Ask yourself why there isn’t a concept for what you’re trying to write already. Why isn’t it already a built-in function? Always push to use a single symbol, a function you didn’t write, where you might otherwise invoke one you did or use the ubiquitous map with an anonymous function.

Rule #5 – One liners are hard to read

The calls to sort were already well known concepts for me and work well here. The split-it-up and atrocious
(map #(list (first %) (count %)) calls needed to go.

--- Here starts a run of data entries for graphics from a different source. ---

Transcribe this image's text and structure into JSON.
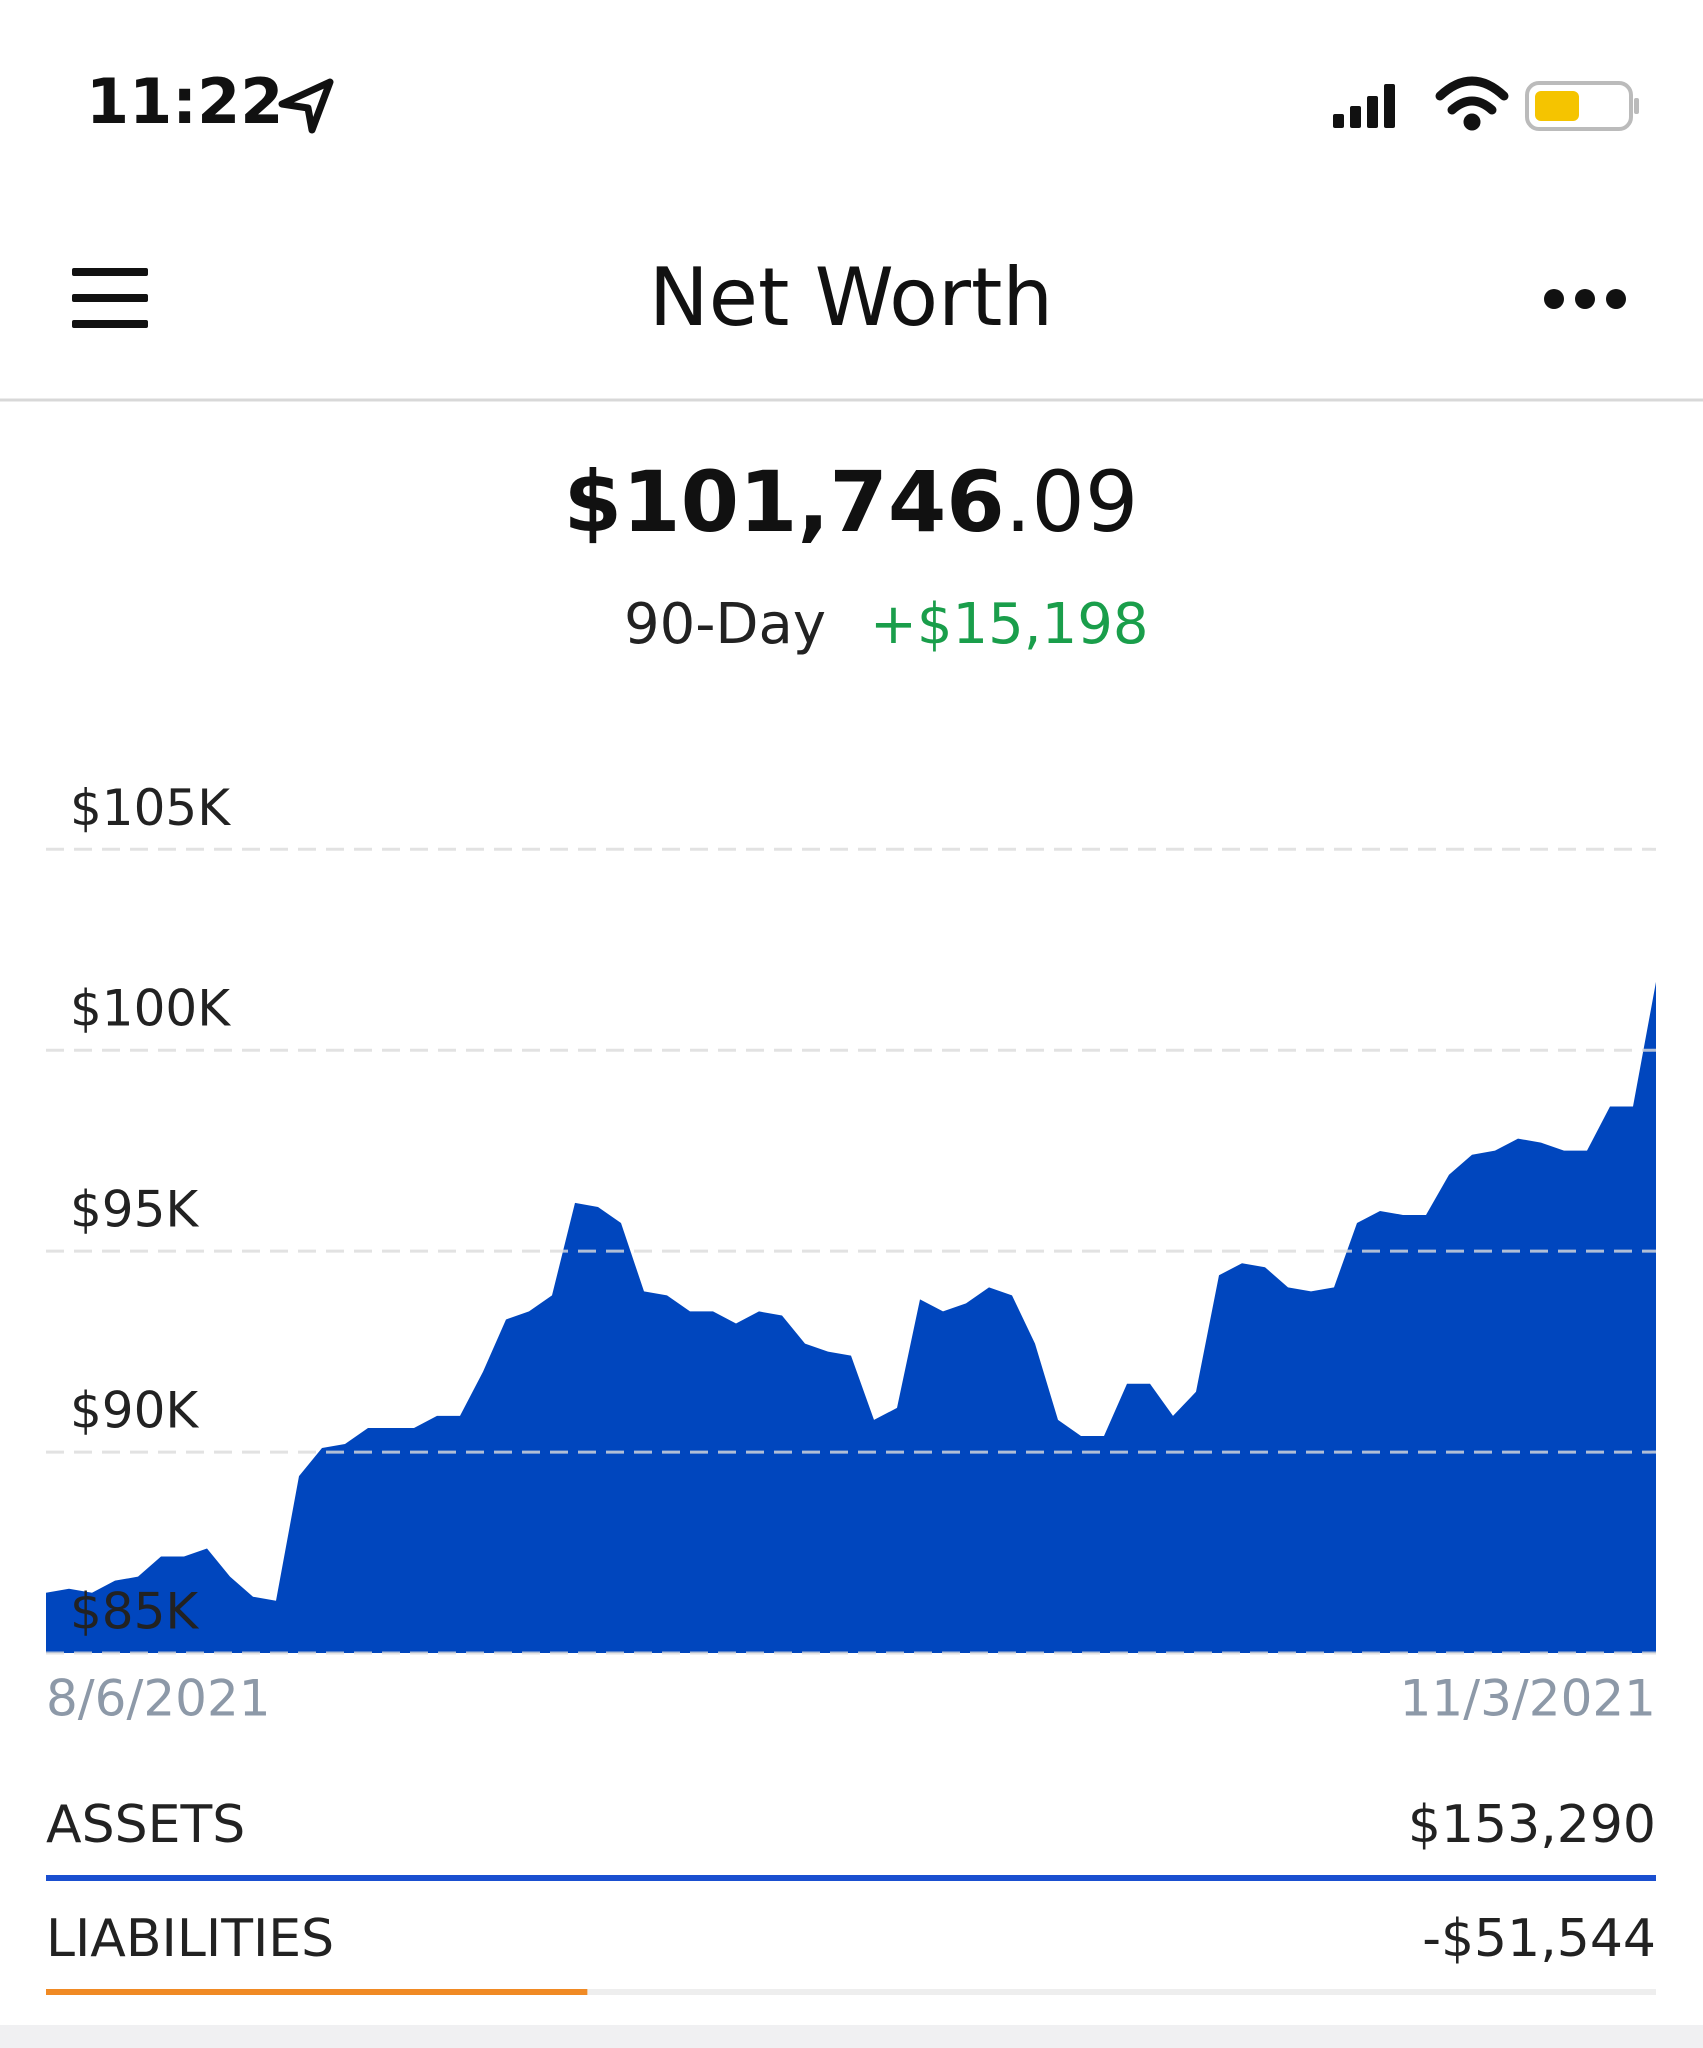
{
  "status_bar": {
    "time": "11:22"
  },
  "header": {
    "title": "Net Worth"
  },
  "summary": {
    "amount": "$101,746",
    "cents": ".09",
    "period": "90-Day",
    "change": "+$15,198"
  },
  "chart_data": {
    "type": "area",
    "categories": [
      "8/6/2021",
      null,
      null,
      null,
      null,
      null,
      null,
      null,
      null,
      null,
      null,
      null,
      null,
      null,
      null,
      null,
      null,
      null,
      null,
      null,
      null,
      null,
      null,
      null,
      null,
      null,
      null,
      null,
      null,
      null,
      null,
      null,
      null,
      null,
      null,
      null,
      null,
      null,
      null,
      null,
      null,
      null,
      null,
      null,
      null,
      null,
      null,
      null,
      null,
      null,
      null,
      null,
      null,
      null,
      null,
      null,
      null,
      null,
      null,
      null,
      null,
      null,
      null,
      null,
      null,
      null,
      null,
      null,
      null,
      null,
      "11/3/2021"
    ],
    "values": [
      86500,
      86600,
      86500,
      86800,
      86900,
      87400,
      87400,
      87600,
      86900,
      86400,
      86300,
      89400,
      90100,
      90200,
      90600,
      90600,
      90600,
      90900,
      90900,
      92000,
      93300,
      93500,
      93900,
      96200,
      96100,
      95700,
      94000,
      93900,
      93500,
      93500,
      93200,
      93500,
      93400,
      92700,
      92500,
      92400,
      90800,
      91100,
      93800,
      93500,
      93700,
      94100,
      93900,
      92700,
      90800,
      90400,
      90400,
      91700,
      91700,
      90900,
      91500,
      94400,
      94700,
      94600,
      94100,
      94000,
      94100,
      95700,
      96000,
      95900,
      95900,
      96900,
      97400,
      97500,
      97800,
      97700,
      97500,
      97500,
      98600,
      98600,
      101700
    ],
    "color": "#0046be",
    "ylim": [
      85000,
      106600
    ],
    "yticks": [
      {
        "value": 85000,
        "label": "$85K"
      },
      {
        "value": 90000,
        "label": "$90K"
      },
      {
        "value": 95000,
        "label": "$95K"
      },
      {
        "value": 100000,
        "label": "$100K"
      },
      {
        "value": 105000,
        "label": "$105K"
      }
    ],
    "grid": true
  },
  "breakdown": [
    {
      "label": "ASSETS",
      "value": 153290,
      "value_label": "$153,290",
      "color": "#1a4fd0"
    },
    {
      "label": "LIABILITIES",
      "value": -51544,
      "value_label": "-$51,544",
      "color": "#f08a24"
    }
  ]
}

There are some guidelines to finding functions that you didn’t know existed. Brute-force search is a pretty good start. clojure.core isn’t all that large. Starting from a similar function is a good strategy for breaking up your search-space. In my case, I had heard of partition and knew it’s operation to be very similar to what I wrote split-it-up to do. Clojure 1.1 doesn’t have it, but the to-be-released-any-day-now Clojure 1.2 has partition-by which turned out to be exactly what I needed.

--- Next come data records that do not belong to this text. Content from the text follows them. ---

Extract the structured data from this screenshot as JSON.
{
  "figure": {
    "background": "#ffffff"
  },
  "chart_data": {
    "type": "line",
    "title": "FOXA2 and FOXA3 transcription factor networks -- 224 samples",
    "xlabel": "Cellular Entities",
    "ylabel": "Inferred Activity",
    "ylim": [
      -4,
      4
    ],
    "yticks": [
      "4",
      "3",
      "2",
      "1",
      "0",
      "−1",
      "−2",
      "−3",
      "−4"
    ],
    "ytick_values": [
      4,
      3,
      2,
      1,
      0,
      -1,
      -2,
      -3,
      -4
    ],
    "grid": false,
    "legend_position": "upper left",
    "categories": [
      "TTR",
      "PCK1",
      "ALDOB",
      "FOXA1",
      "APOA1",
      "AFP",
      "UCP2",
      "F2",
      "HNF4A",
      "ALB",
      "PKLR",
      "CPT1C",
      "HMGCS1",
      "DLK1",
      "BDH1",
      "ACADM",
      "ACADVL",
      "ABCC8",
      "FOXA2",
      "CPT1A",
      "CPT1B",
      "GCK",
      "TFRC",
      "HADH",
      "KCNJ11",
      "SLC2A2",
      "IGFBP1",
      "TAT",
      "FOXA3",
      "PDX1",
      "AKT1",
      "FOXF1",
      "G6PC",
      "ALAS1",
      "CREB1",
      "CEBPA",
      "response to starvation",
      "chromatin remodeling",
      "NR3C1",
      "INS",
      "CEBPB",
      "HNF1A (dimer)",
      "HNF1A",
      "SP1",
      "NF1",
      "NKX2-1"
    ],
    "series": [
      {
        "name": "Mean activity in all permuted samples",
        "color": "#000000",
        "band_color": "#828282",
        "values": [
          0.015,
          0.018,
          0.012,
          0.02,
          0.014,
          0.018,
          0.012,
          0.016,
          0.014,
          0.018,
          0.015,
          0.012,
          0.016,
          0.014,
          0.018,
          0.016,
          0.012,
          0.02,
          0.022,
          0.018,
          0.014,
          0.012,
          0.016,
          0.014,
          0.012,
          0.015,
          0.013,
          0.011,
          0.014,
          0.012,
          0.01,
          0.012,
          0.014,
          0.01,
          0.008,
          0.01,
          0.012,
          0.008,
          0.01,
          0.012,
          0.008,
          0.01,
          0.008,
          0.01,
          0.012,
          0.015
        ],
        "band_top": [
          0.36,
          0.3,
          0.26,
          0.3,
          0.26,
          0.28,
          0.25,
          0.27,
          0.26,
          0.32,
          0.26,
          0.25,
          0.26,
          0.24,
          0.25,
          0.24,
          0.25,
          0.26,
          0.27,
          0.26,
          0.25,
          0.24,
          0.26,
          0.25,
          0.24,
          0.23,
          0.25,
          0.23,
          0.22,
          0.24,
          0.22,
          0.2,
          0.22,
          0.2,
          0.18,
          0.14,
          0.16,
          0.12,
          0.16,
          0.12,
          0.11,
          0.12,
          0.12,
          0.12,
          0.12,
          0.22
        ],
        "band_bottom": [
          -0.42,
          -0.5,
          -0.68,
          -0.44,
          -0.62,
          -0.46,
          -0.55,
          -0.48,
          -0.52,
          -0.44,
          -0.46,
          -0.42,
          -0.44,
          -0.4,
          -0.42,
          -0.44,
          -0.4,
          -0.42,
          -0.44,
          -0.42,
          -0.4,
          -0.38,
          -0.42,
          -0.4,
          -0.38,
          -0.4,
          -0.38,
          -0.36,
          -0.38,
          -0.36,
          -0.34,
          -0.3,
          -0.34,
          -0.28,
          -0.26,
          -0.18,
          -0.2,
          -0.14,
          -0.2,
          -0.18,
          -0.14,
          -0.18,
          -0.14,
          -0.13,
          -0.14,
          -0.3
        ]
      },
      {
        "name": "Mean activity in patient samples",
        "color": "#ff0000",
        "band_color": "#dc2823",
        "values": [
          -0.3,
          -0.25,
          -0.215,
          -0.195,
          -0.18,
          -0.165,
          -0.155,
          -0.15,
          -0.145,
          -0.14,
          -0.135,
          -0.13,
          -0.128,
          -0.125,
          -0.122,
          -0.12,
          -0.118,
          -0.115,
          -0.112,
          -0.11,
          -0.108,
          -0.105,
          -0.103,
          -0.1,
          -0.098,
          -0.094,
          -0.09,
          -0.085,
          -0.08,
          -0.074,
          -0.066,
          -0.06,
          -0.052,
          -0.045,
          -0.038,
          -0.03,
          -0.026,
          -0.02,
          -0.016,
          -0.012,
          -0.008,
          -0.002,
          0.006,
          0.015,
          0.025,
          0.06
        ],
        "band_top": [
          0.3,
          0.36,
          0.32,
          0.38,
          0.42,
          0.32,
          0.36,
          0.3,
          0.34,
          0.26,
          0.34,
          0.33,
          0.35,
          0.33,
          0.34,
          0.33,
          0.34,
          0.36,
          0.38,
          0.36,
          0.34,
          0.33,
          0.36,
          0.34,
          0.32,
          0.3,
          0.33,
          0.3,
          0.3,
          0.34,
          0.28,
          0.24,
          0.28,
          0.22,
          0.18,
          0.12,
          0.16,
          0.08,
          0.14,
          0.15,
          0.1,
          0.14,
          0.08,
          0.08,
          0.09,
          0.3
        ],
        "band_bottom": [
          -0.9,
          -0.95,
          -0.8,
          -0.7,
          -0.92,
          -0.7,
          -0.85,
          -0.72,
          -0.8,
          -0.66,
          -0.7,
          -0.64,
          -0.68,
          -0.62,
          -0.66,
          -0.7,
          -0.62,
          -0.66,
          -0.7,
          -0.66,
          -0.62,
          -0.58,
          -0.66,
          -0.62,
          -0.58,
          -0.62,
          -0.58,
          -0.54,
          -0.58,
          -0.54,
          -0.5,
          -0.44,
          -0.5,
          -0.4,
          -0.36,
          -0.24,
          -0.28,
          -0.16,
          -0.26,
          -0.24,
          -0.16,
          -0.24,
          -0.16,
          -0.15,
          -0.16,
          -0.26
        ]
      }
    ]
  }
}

I was totally lost as to how to further distill the second expression. I knew I wanted something that used first and count and little else. The call to list and placing the arguments for evaluation were plumbing, something that wasn’t directly related to my problem. This seemed to me to be a new concept I had no tool for. Provided a list of functions, I wanted to get a new function that returned the result of collecting their application.

I considered a couple of approaches. do is a form similar in spirit. Besides the fact that it’s not a pure function, it takes some computations and performs each one. I could have written my own combinator and solved the plumbing case in general with something like:

(defn frobulate [fs]
  (fn [& vals]
    (map #(apply % vals) fs))

But for some reason it got wedged in my head that perhaps iterate might hold the key to a terse expression of this idea. It didn’t. Two functions down from that in the docs however, I found juxt. Exactly what I needed.

A one-liner emerged:

(sort-by second > (map (juxt first count) (partition-by identity (sort "abcdaabccc"))))

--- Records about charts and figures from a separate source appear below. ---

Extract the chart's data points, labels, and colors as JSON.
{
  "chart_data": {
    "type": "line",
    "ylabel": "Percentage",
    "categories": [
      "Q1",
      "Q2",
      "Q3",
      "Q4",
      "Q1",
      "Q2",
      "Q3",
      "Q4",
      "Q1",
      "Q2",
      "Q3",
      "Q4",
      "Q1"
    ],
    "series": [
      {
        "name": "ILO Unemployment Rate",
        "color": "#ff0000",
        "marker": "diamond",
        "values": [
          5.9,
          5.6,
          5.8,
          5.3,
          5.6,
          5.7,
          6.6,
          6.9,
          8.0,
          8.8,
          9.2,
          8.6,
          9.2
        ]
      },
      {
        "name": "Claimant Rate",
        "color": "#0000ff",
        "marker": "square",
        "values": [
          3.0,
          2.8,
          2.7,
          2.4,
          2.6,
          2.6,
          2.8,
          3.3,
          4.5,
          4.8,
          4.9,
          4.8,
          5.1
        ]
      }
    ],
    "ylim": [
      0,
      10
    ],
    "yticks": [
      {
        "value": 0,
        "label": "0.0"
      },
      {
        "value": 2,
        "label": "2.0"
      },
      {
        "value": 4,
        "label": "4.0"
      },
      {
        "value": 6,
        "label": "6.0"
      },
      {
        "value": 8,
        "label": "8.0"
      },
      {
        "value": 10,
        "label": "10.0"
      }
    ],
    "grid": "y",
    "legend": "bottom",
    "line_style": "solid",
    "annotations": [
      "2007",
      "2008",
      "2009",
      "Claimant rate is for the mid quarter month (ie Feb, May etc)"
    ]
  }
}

Rule #6 – -> and ->> are your friend

It still reads backward. The revelation that I should be using ->> came to me way back at Rule #3. I was applying multiple transformations to a single sequence, which the ->> macro exists to make more readable.

(->> str
     (partition-by identity)
     (map (juxt first count))
     (sort-by second >))

Rule #7 – Don’t use -> and ->>

If you’ll notice, we’ve now transformed our crappy, procedural series of steps into a beautifully constructed and elegantly distilled…series of steps. Don’t worry so much about it. This is, to my eye, another one of the great circle-of-life symmetries (ourobous?) of computation. Code is data, data is code, procedural steps beget functional evaluation beget a series of procedural steps. Just to be clear though, I still think you should use ->>. In our case, I like it’s readability better than our one-liner. But if you sat down next to me, explained your fantastic transformative functional ideas and then the next 4 characters you typed were the threading macro, I’d take the keyboard away from you and bludgeon you to death with it. Because of Rule #1, Rule #5 becomes a dangerous weapon. Most of the time, a let would suffice to make our first, wild attempts readable and flexible. In our case, we could:

(let [a (sort str)
      b (partition-by identity a)
      c (map (juxt first count) a)]
  (sort-by second > c))

but it’s pathological.

Parting thought. juxt was a bit of a revelation for me. 5 months ago, I never would have even looked for an operator to solve what I could write myself to suit my needs just as well. The cold, stark expressiveness of
(juxt first count) makes me wonder if now that you hold in your hands the 4 steps of character counting: sort (partition-by identity) (map (juxt first count)) and (sort-by second >) you could combine them with one other operator, (instinctively I want to say reduce?) to write a one liner that doesn’t do so much as be.